Now in the White House, the Trump administration is making changes to the H1-B program, an important source of America’s foreign-born tech workers. In late March, the United States Citizenship and Immigration Services announced that entry-level computer programmers would no longer automatically qualify to apply for the visa program. The agency, part of the Department of Homeland Security, issues 85,000 visas each year, with the lion’s share going to Indian tech workers. It also announced early this month that “combating fraud in our employment-based immigration programs” is a priority for the agency.
While the implications of the announcement aren’t clear, it did introduce uncertainty into a system that has grown to be a large cornerstone of the American tech economy. The planned changes also, at least superficially, move to reshape the goals of American immigration policy, prioritizing the prospects of some American-born workers. On the other hand, American companies claim limiting their access to foreign workers hurts their ability to compete by stopping them from bringing talented workers from around the world into the U.S. They say that the U.S. immigration system should aim to encourage talented technology workers to come to the U.S.
“We need to make sure we have a system of immigration that allows that to happen,” says Todd Schulte, president of FWD.us, an immigration reform advocacy group funded, in-part, by several high-profile technology executives including Mark Zuckerberg and Bill Gates.
Tech firms argue that they need the H1-B program because they can’t find the skilled workers they need in U.S. But critics argue that large presence of foreign workers are simply a cost-cutting measure aimed at keeping a lid programming wages and effectively weaken incentives for would-be American tech workers to learn important skills.

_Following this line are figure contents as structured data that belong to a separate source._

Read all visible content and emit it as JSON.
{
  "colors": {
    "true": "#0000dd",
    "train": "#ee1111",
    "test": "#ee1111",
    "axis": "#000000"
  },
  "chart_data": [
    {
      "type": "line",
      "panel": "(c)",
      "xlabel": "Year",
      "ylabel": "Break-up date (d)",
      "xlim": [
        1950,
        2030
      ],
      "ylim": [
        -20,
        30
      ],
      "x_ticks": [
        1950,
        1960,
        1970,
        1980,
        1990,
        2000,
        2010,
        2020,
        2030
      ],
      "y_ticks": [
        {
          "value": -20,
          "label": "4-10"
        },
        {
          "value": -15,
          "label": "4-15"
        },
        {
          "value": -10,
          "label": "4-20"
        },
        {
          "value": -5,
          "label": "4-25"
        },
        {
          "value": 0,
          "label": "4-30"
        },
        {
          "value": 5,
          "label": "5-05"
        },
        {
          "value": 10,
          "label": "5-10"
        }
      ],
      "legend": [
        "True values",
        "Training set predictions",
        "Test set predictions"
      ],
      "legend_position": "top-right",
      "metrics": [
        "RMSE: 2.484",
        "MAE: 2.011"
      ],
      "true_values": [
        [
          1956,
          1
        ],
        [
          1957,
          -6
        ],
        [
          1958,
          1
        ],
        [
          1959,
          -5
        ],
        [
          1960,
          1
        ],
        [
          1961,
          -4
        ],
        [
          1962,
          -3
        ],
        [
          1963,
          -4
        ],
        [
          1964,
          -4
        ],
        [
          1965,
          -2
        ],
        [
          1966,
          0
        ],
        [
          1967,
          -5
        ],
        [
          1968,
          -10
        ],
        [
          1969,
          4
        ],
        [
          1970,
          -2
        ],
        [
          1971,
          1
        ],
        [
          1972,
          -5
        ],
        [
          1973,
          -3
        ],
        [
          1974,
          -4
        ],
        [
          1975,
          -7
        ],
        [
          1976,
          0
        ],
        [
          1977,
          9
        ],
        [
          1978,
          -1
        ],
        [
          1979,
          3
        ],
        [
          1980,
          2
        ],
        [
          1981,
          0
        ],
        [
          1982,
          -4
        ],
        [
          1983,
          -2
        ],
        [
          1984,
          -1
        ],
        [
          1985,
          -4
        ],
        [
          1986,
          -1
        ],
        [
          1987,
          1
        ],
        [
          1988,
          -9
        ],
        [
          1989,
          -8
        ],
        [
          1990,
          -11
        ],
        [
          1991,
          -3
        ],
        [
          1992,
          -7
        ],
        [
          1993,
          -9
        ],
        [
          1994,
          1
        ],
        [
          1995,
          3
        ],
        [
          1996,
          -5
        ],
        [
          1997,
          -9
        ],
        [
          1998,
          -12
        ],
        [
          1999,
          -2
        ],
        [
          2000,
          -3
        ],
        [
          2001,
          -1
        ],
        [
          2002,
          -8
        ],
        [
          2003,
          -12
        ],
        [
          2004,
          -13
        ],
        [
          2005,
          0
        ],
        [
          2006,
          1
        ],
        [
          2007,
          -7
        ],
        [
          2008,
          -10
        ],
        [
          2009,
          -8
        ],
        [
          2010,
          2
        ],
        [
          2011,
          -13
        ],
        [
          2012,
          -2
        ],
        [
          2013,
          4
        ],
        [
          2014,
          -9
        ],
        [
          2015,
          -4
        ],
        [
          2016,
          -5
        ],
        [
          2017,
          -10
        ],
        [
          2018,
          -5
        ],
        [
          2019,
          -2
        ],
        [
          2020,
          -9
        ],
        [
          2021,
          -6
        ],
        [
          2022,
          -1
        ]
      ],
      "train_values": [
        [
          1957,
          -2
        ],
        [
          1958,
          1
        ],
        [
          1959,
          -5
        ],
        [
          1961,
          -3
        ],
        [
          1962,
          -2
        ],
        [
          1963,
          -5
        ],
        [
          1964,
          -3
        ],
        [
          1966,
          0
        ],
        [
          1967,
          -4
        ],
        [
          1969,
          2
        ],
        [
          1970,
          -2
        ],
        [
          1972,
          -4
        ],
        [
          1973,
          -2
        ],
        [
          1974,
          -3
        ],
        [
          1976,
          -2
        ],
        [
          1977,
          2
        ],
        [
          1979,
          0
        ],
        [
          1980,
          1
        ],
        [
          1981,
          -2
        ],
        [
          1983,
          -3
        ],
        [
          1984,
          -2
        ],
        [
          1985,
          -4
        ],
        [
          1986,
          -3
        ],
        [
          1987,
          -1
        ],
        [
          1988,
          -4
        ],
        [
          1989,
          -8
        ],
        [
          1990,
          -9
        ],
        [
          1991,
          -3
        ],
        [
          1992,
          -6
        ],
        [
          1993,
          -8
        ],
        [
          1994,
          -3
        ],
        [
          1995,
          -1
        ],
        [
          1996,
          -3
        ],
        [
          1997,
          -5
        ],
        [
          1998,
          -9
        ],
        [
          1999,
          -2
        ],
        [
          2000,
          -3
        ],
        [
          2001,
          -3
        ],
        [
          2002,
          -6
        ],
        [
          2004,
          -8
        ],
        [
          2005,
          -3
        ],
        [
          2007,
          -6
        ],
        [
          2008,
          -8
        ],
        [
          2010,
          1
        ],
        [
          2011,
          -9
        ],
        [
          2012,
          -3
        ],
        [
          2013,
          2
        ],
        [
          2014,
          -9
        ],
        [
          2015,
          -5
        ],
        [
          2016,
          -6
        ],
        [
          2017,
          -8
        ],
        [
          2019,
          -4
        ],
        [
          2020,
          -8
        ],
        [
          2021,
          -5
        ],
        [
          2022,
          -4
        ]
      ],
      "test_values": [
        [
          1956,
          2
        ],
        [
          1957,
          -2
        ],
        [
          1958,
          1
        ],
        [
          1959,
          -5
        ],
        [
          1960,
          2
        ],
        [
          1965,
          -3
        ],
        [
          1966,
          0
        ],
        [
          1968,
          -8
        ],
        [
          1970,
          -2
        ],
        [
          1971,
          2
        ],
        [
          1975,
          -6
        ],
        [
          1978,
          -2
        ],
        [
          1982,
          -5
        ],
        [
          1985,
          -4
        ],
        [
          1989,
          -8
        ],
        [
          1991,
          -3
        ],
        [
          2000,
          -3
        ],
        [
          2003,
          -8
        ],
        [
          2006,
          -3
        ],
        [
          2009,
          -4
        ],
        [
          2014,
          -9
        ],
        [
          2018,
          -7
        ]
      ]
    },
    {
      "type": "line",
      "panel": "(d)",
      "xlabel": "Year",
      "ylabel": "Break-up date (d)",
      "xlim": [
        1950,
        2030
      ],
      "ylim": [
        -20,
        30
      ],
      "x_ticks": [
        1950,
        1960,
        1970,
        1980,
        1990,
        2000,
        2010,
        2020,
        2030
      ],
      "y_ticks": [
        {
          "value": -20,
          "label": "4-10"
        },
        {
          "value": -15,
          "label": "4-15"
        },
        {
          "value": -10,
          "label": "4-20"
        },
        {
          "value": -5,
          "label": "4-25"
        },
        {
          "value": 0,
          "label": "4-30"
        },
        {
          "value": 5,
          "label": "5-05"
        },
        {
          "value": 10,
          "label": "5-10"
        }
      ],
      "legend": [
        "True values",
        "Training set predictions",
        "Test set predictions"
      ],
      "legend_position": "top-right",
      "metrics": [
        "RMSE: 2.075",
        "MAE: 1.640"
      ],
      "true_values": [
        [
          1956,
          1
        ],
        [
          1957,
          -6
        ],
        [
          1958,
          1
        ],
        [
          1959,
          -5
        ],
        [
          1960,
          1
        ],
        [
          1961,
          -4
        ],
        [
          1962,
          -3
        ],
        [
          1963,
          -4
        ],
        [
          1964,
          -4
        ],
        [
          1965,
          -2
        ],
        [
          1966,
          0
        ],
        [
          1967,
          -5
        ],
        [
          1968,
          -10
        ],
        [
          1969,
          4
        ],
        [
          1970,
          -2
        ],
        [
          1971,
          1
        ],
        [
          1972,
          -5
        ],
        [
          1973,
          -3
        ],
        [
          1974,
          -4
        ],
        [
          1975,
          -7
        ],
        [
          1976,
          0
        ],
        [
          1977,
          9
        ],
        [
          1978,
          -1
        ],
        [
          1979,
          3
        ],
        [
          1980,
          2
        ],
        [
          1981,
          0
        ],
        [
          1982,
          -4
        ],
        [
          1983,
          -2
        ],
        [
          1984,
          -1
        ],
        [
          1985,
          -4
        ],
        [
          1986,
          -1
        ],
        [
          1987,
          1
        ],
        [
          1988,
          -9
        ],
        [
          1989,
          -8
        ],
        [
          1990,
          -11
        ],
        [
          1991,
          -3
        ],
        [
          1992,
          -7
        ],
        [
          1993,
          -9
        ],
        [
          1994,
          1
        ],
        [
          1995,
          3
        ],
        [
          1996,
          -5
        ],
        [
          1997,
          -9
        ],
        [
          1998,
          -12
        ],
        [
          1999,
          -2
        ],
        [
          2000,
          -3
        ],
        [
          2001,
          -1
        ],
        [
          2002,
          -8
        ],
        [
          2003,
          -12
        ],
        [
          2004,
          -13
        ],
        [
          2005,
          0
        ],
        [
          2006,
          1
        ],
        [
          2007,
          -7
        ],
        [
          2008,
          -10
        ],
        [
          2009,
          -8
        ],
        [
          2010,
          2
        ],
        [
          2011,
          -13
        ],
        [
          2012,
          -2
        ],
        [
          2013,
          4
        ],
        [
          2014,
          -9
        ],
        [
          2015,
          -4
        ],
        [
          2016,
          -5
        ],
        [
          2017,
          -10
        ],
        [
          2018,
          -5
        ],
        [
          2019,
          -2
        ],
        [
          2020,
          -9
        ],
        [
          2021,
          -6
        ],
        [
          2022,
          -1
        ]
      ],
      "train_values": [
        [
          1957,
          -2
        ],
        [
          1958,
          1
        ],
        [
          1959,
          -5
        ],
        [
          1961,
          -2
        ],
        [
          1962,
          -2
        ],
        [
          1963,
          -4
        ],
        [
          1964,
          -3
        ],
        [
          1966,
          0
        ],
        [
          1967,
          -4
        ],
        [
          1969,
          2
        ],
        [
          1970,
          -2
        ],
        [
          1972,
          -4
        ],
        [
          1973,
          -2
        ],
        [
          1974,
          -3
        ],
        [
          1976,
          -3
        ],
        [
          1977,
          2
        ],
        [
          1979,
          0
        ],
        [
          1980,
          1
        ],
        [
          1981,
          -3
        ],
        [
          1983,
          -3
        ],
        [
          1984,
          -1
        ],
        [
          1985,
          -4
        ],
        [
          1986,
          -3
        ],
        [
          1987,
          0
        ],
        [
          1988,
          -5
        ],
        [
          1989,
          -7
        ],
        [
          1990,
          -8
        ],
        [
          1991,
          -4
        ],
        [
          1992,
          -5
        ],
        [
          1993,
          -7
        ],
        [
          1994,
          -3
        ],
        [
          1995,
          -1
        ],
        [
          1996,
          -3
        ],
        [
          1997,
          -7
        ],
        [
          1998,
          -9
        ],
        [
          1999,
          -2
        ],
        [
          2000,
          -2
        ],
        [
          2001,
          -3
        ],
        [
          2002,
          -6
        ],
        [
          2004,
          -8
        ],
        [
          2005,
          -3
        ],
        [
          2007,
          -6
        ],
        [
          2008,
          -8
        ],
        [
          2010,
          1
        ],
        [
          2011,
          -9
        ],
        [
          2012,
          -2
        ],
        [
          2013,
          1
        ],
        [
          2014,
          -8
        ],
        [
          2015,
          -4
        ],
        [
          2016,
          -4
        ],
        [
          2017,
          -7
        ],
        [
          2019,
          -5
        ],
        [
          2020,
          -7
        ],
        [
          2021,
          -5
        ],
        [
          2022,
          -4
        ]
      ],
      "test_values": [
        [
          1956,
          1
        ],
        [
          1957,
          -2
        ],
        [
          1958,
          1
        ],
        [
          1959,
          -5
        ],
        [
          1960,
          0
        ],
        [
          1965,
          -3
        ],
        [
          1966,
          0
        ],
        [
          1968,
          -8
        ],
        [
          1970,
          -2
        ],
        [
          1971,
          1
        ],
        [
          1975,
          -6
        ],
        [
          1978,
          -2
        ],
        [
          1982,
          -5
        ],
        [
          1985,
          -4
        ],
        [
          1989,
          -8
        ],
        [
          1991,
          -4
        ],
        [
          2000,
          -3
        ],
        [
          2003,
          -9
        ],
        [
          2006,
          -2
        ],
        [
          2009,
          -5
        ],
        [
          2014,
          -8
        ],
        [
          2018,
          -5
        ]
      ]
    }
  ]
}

If that is what tech companies are doing, it works. In a 2015 paper, economists estimated that wages of American computer programmers were 2.8 to 3.8 percent lower than they would have been without the presence of visa-holding foreign workers. Furthermore, economists also estimated that the presence of foreign programmers lowered the number of native-born programmers by between 7 to 14 percent. On the other hand, foreign workers help boost GDP, raise overall averages wages, and help the growth of the IT sector as well as the profits of tech companies.
“The economy as a whole wins — and the average worker. But the average does hide some amount of distributional consequences,” said Gaurav Khanna, one of the economists that wrote that paper. “Some people get a thinner slice of that pie.”
If this kind of tradeoff sounds familiar — enhanced overall economic growth at the expense of a specific group of American workers — it’s largely the same framework that economists have used to explain the costs and benefits of trade for decades.
At its heart, these debates reflect a core economic reality Americans have long had trouble accepting: free markets do not exist.
American policy-makers often pride themselves on their efforts not to “pick winners and losers” among workers and companies in the economy. But the truth is that all markets have rules. And the design of those rules can have big impacts on supply and demand, and therefore, prices. For example, the rules that determine whether foreign coders can work in the U.S. either increase or decrease the supply of programmers in the U.S. and, assuming relatively stable demand, increase or decrease how much coders get paid.
America’s trade rules — low tariffs and ineffective enforcement of trade deals — have prioritized the highly educated, service employees people like attorneys and financial workers, consumers and companies that benefitted under globalization, while effectively sacrificing manufacturing employment.
In the U.S., we set the rules through an ugly process known as politics. And the answers we get under President Trump could look quite different from what came before.